Perry recounted that exchange at a Senate Criminal and Civil Justice Appropriations Committee.

"Currently, in this state, we are swamped, overwhelmed, and any other adjective that one can think of with mortgage foreclosures," Perry said.

"Last year, we raised the filing fee on a graduated scale for mortgage foreclosures. They are up now into the thousands, and guess what? We're not able to get to those cases. The bankers who pay those fees are very disgruntled because we cannot get to those cases," Perry said.

"There is no secret, senators, that there is a surplus in the state courts' trust fund. You know it better than I do. There's no secret that the lion's share of that money has been generated as a result of filing fees dealing with mortgage foreclosures.

"And what we are proposing is the use of extra senior judge time, OPS case managers, and the expansion of managed mediation and a concept called 'differential case management.' We will now divide these foreclosure cases into tracks.
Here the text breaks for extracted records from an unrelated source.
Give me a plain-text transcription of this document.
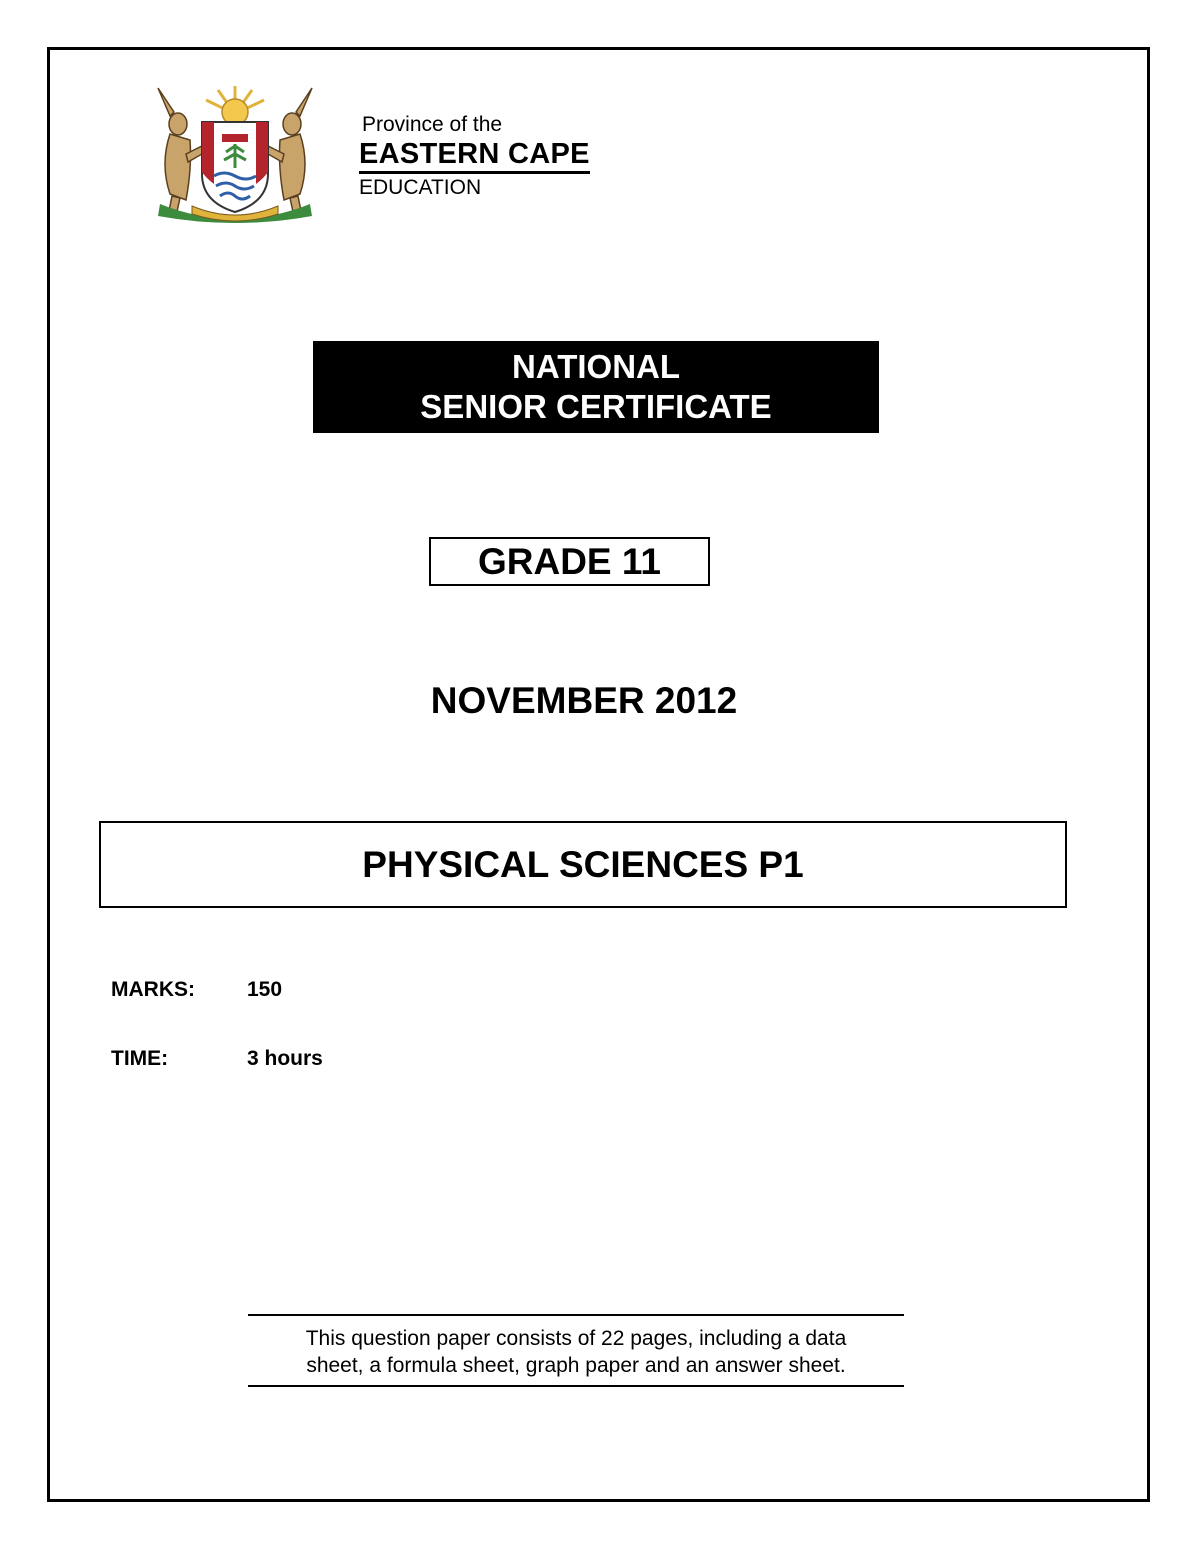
Province of the
EASTERN CAPE
EDUCATION
NATIONAL
SENIOR CERTIFICATE
GRADE 11
NOVEMBER 2012
PHYSICAL SCIENCES P1
MARKS: 150
TIME:	3 hours
This question paper consists of 22 pages, including a data
sheet, a formula sheet, graph paper and an answer sheet.
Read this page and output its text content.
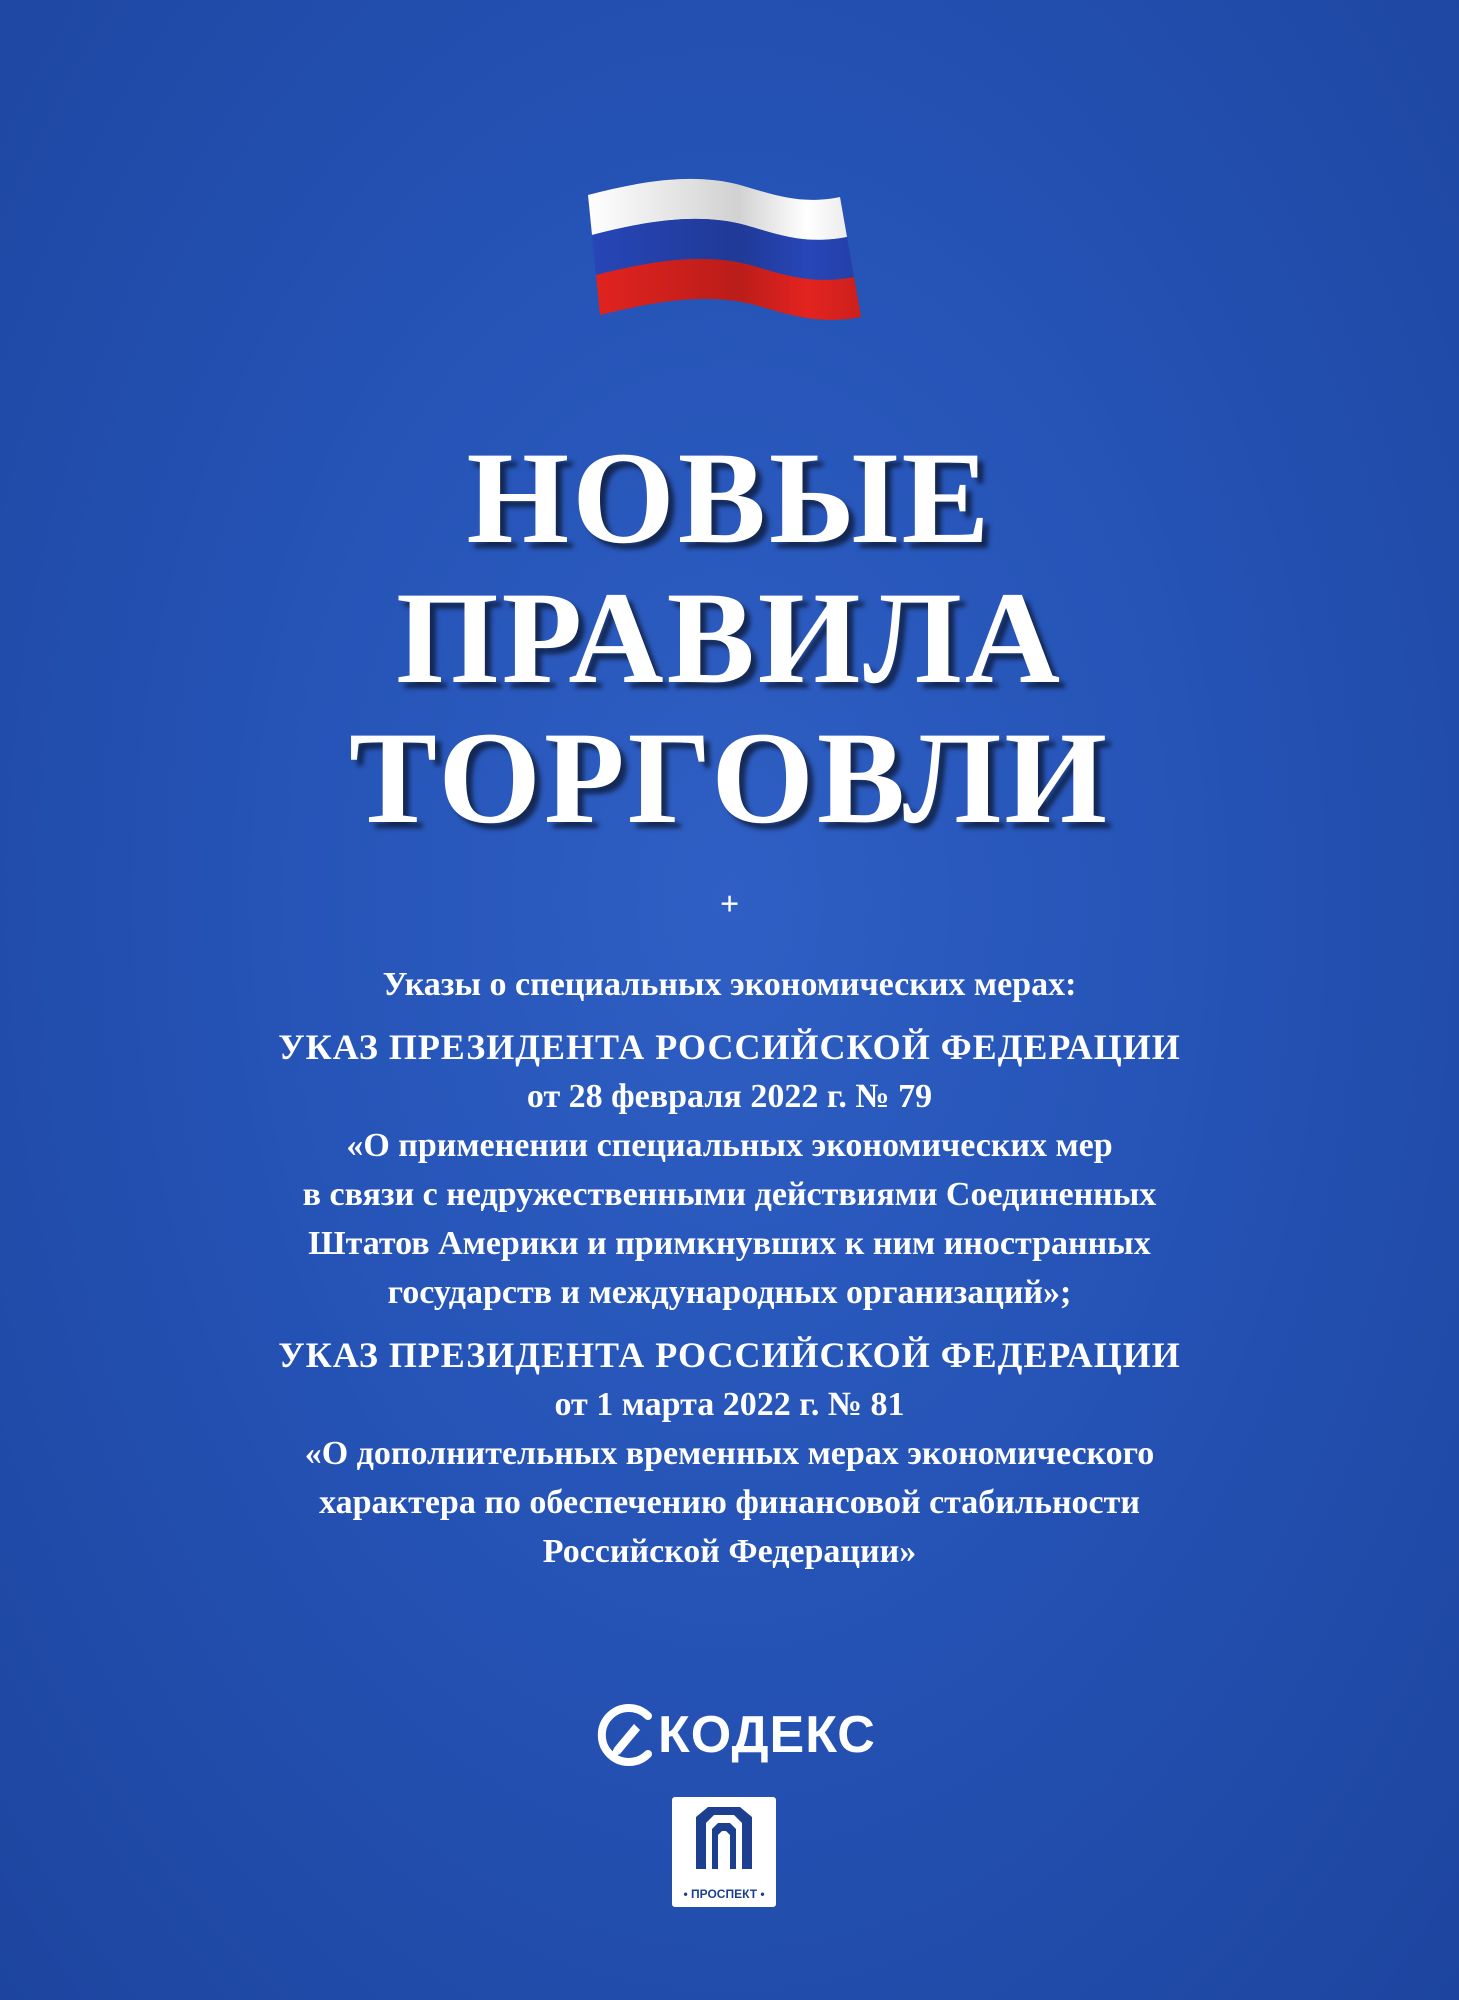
НОВЫЕ
ПРАВИЛА
ТОРГОВЛИ
+
Указы о специальных экономических мерах:
УКАЗ ПРЕЗИДЕНТА РОССИЙСКОЙ ФЕДЕРАЦИИ
от 28 февраля 2022 г. № 79
«О применении специальных экономических мер
в связи с недружественными действиями Соединенных
Штатов Америки и примкнувших к ним иностранных
государств и международных организаций»;
УКАЗ ПРЕЗИДЕНТА РОССИЙСКОЙ ФЕДЕРАЦИИ
от 1 марта 2022 г. № 81
«О дополнительных временных мерах экономического
характера по обеспечению финансовой стабильности
Российской Федерации»
КОДЕКС
• ПРОСПЕКТ •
Homestead properties, we would get them to mediation immediately, so there is a chance someone can renegotiate their loan and save their home."

There would be another track for vacant properties, where people walked away from "upside-down homes" worth less than the mortgage amount, and another for tenant-occupied and commercial property.

"By the use of senior judges creating special dockets, it would be the only thing they would do five days a week, and with the staff to feed it through, we could get these cases in and out of the system quickly," Perry said.

"There is no permanent staff, but a one-time fix."

Preliminary figures provided by the Office of the State Courts Administrator show a price tag of "a little more than $9 million and change," Perry said.

"I think if these properties get back on the market, you will make the bankers happy, you will make the Realtors happy, and you could start generating some capital."